Workawayxx · 02/11/2022 12:22

Also, with the sudden jumping on you and pulling your hair, is it because she wants some intense physical interaction with you but her little brain isn't processing "I want a big hug from mummy" and she just ends up diving on you and hurting you? Could you say "NO hair pulling. Do you want to do tickling/cushion fight/big squeezy hug instead?" to divert the unwanted behaviour into some acceptable behaviour?

caffelattetogo · 02/11/2022 12:25

Reward charts really helped us at this age.

crumpetswithjam · 02/11/2022 12:25

All behaviour is communication. That said, what is she trying to communicate to you, OP, by acting this way?

Her behaviour is consistent with somebody feeling insecure. Have there been any big changes recently?

Dogtooth · 02/11/2022 12:39

Read that how to talk so kids will listen book. The whole brained child is good too.

Hard as it sometimes is, you need to be on her side. Consequences for bad behaviour, strong routines but when you're with her, act as if you believe her to be lovely and wonderful and anything she does that steps away from that is an aberration. Don't slip into being oppositional and thinking she's a pain in the bum.

Eg - she shouts that you're getting something wrong. Don't say 'I'm not' etc or respond with frustration. Say - oh do you think so, do you want to show me how you would do it, what should I do differently etc. It's much harder for a child to keep being angry at you when you're calm and polite with them. If you show annoyance and impatience, they'll reflect it back at you.

No phase lasts forever!

Cantfeelmuchthesedays · 02/11/2022 12:47

Thank you everyone, appreciate the tips.

I did say methods I’d used up above (to the poster who kept asking)

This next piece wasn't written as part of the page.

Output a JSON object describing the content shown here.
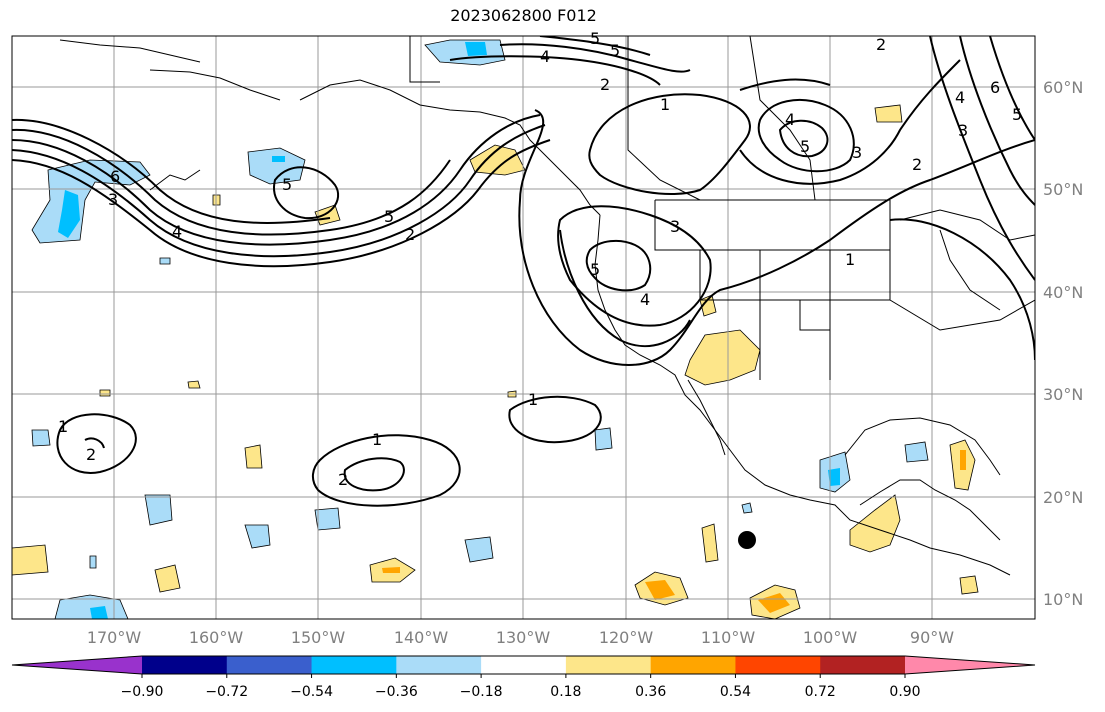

In terms of worrying if there’s something else. She’s started having meltdowns, these aren’t what I’d call normal ones, I cannot calm her down, she gets v v angry and it’s almost like she goes into a different place. She’s angry a lot when wasn’t before, her short term memory seems to be getting worse and she sort of opens her eyes wide sometimes (like a tic perhaps)
She always v active when young (never stopped) it was always hard to get her to sleep. She’s v bright, spoke v early and v well, v independent, v sociable etc
Its the recent anger and meltdown, coupled with the hyper behaviour that worries me.

We've always had a great time together, walks in the woods or on the beach, with the dog, baking, crafts, games, reading etc (I’m a teacher or was before I became a sahm, so we’ve done a lot of fun learning) she used to love this but sometimes can’t concentrate as much nowadays.

Thank you for the private messages from those urging me to see someone as your child was/Is the same. I’m not really sure what to think.

We’re trying the best we can, we love her so much and give her endless affection and tell her this. We’re just at our wits end and exhausted now.